Arcade Fire “Baby Mine” end-credit remake features in new DUMBO teaser
Last night during AMERICAN IDOL fans just got a preview of Arcade Fire’s all-new, end-credit version of the iconic song “Baby Mine” as part of a new look at Tim Burton’s live-action DUMBO.
Here’s some more info about the song courtesy of Disney
The scene featuring the poignant lullaby “Baby Mine” was perhaps the most memorable moment in Disney’s 1941 classic film “Dumbo.” Serenading a touching moment between mother and son, the song featured music by composer Frank Churchill and lyrics by Ned Washington. “Baby Mine” was nominated for an Oscar® for best original song.
According to Mitchell Leib, president, music & soundtracks for Walt Disney Studios, he and the filmmakers wanted to create a version of “Baby Mine” for the end of Burton’s live-action reimagining that was as artistic and interesting as the film itself. “Not an easy ambition to accomplish,” says Leib. “Arcade Fire is an artist I’d pursued over the years—but this time I had Tim Burton! I pitched the idea to Tim and his producer Derek Frey, and it turned out Arcade Fire is one of Tim’s all-time favorite artists. The rest is history.”
Arcade Fire’s Win Butler has a very personal connection with the animated film. “There is a scene with a locomotive in the original ‘Dumbo’ that uses an instrument called the Sonovox that my grandpa Alvino Rey made famous in the 1930s,” says Butler. “Every time I saw the film I thought it was him. When we were asked to do the [end credit version of ‘Baby Mine’], I immediately got all of my grandfather’s old guitars and wanted to play them in the song. My mom plays the harp on the track, my brother the theremin, my wife [Régine Chassagne] sings and plays drums, and our son even plays the triangle, as well as the rest of our ‘family’ in Arcade Fire. I will forever relate to the song thinking about the people I hold so dear that are ‘so precious to me.’ Listen for the cameo of my grandpa Alvino’s famous Sonovox at the end.”

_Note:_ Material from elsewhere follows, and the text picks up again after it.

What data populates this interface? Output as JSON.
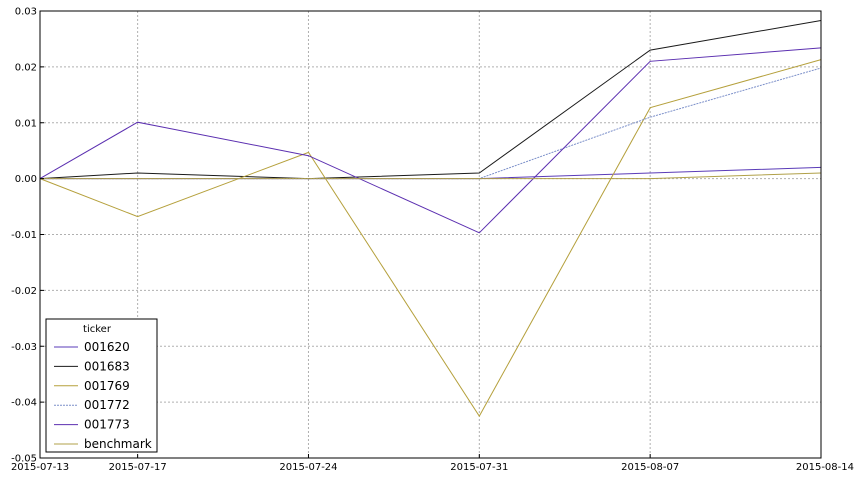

Arcade Fire’s Régine Chassagne says the song and the movie are just as relevant today as they were nearly eight decades ago. “It’s a story we need to tell again,” she says. “A lot has changed since 1941, and we are still on that quest to allow for all people to accept and celebrate who they are on this planet.”
DUMBO — from Disney and visionary director Tim Burton, the all-new grand live-action adventure — expands on the beloved classic story where differences are celebrated, family is cherished and dreams take flight. Circus owner Max Medici (Danny DeVito) enlists former star Holt Farrier (Colin Farrell) and his children Milly (Nico Parker) and Joe (Finley Hobbins) to care for a newborn elephant whose overisized ears make him a laughingstock in an already struggling circus.
But when they discover that Dumbo can fly, the circus makes an incredible comeback, attracting persuasive entrepreneur V.A. Vandevere (Michael Keaton), who recruits the peculiar pachyderm for his newest, larger-than-life entertainment venture, Dreamland. Dumbo soars to new heights alongside a charming and spectacular aerial artist, Colette Marchant (Eva Green), until Holt learns that beneath its shiny veneer, Dreamland is full of dark secrets.
DUMBO flies into theaters March 29, 2019.